Coeficientes de Determinación | ||||||||||||||
---|---|---|---|---|---|---|---|---|---|---|---|---|---|---|
Evaluador | Sin Escala | Con Escala | ||||||||||||
b0 | b1 | r2 | 1-r2 | Evaluador | b0 | b1 | r2 | 1-r2 | Evaluador | b0 | b1 | r2 | 1-r2 | |
1 | 0.303 | 0.863 | 0.780 | 0.220 | 11 | 0.384 | 0.891 | 0.795 | 0.206 | 1 | 0.097* | 0.977* | 0.959 | 0.041 |
2 | 0.257 | 0.921 | 0.765 | 0.235 | 12 | 0.303 | 0.863 | 0.780 | 0.220 | 2 | 0.097* | 0.977* | 0.943 | 0.057 |
3 | 0.257 | 0.921 | 0.765 | 0.235 | 13 | 0.257 | 0.921 | 0.765 | 0.235 | 3 | 0.143* | 0.966* | 0.943 | 0.057 |
4 | 0.252 | 0.805 | 0.642 | 0.358 | 14 | 0.254* | 0.940* | 0.893 | 0.107 | 4 | 0.063* | 0.995* | 0.943 | 0.057 |
5 | 0.071 | 0.942 | 0.749 | 0.251 | 15 | 0.196 | 0.794 | 0.615 | 0.385 | 5 | 0.075* | 0.967* | 0.931 | 0.069 |
6 | 0.071 | 0.942 | 0.749 | 0.251 | 16 | 0.183 | 0.856 | 0.575 | 0.425 | 6 | 0.081* | 0.971* | 0.929 | 0.071 |
7 | -0.095 | 1.024 | 0.777 | 0.223 | 17 | 0.133 | 0.910 | 0.675 | 0.325 | 7 | 0.126* | 0.937* | 0.915 | 0.085 |
8 | -0.095 | 1.024 | 0.777 | 0.223 | 18 | 0.071 | 0.942 | 0.749 | 0.251 | 8 | 0.062* | 0.965* | 0.910 | 0.090 |
9 | -0.186 | 1.040 | 0.799 | 0.201 | 19 | -0.048 | 1.043 | 0.698 | 0.303 | 9 | 0.176* | 0.908* | 0.905 | 0.095 |
10 | -0.636 | 1.097 | 0.650 | 0.350 | 20 | -0.095 | 1.024 | 0.777 | 0.223 | 10 | 0.203* | 0.932* | 0.900 | 0.100 |
Promedio de r2 | 0.739 | APPS | 0.097* | 0.977* | 0.979 | 0.021 | ||||||||
Promedio r2 | 0.932 |
* significant: Situation where the null hypothesis (b0=0 or b1=1) was rejected by the t-test (p≤0.05). /
The reproducibility of the evaluation of the degree of damage using the proposed scale is considered high because the evaluators estimated similar percentages of severity (Hernández and Sandoval, 2015). The determination coefficients between the different evaluators ranged from 0.90 to 0.97. Thus, it can be said that the diagrammatic scale proposed to evaluate the severity of broad bean rust fits well with the actual values of severity, which are similar to those produced by the software ©ASSESS 2.0 (R2=0.98). This indicates that the evaluators were highly accurate, which reduced the absolute errors (Figure 2). This is consistent with what is reported about the regional coffee rust (Hemileia vastatrix) severity assessment system, which concentrates accuracy and precision data under an epidemiological surveillance system (DGSV-CNRF, 2018).

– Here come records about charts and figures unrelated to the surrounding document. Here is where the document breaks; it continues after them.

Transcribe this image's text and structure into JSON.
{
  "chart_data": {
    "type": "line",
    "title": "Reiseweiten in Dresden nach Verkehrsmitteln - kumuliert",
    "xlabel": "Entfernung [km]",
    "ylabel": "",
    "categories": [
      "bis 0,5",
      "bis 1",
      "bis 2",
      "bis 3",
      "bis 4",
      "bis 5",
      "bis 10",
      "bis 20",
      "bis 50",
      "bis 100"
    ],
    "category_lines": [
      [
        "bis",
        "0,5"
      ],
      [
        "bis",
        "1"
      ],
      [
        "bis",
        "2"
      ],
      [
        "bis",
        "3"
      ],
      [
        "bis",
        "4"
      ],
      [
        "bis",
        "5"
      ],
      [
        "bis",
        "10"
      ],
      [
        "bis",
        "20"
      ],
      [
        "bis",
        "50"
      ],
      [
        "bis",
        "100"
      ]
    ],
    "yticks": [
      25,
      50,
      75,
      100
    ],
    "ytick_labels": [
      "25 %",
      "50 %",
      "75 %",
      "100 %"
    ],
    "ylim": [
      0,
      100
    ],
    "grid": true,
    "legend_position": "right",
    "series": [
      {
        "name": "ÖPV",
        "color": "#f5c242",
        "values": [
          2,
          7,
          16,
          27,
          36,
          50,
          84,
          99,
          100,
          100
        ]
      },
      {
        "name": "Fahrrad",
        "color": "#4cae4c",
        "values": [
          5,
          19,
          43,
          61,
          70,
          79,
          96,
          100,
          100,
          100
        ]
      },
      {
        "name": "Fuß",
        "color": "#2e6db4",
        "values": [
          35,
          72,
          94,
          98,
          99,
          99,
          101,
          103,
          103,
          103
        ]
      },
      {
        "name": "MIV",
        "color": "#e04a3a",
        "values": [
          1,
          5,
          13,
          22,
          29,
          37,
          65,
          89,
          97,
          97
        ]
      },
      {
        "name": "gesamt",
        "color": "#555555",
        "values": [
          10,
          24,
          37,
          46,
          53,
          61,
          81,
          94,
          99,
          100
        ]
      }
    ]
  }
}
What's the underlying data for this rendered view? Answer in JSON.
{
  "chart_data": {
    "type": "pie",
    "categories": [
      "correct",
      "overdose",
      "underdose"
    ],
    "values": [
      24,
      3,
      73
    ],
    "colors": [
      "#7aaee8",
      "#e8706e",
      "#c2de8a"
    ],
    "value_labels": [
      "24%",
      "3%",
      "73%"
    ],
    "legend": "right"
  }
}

Regarding the null hypothesis (b0=0 or b1=1), the coefficient b1 was statistically close to 1 (P<0.01) (Table 1) for most of the evaluators, indicating that the visual evaluation yielded results close to the actual values, even when there was a tendency to overestimate them. Acceptable levels of precision and accuracy (b0 and b1) were achieved when evaluating the severity of broad bean rust using the six-class diagrammatic severity scale. The largest absolute errors were obtained when no scale was used (Figure 2). Therefore, the diagrammatic logarithmic scale generated in the present study can be considered a standardized method of quantifying the severity of rust in broad bean plants. This scale could be used as reference material, for support in the evaluation of control methods, comparison of assays in different locations, reproducible epidemiological studies, and breeding programs trying to produce resistant broad bean varieties.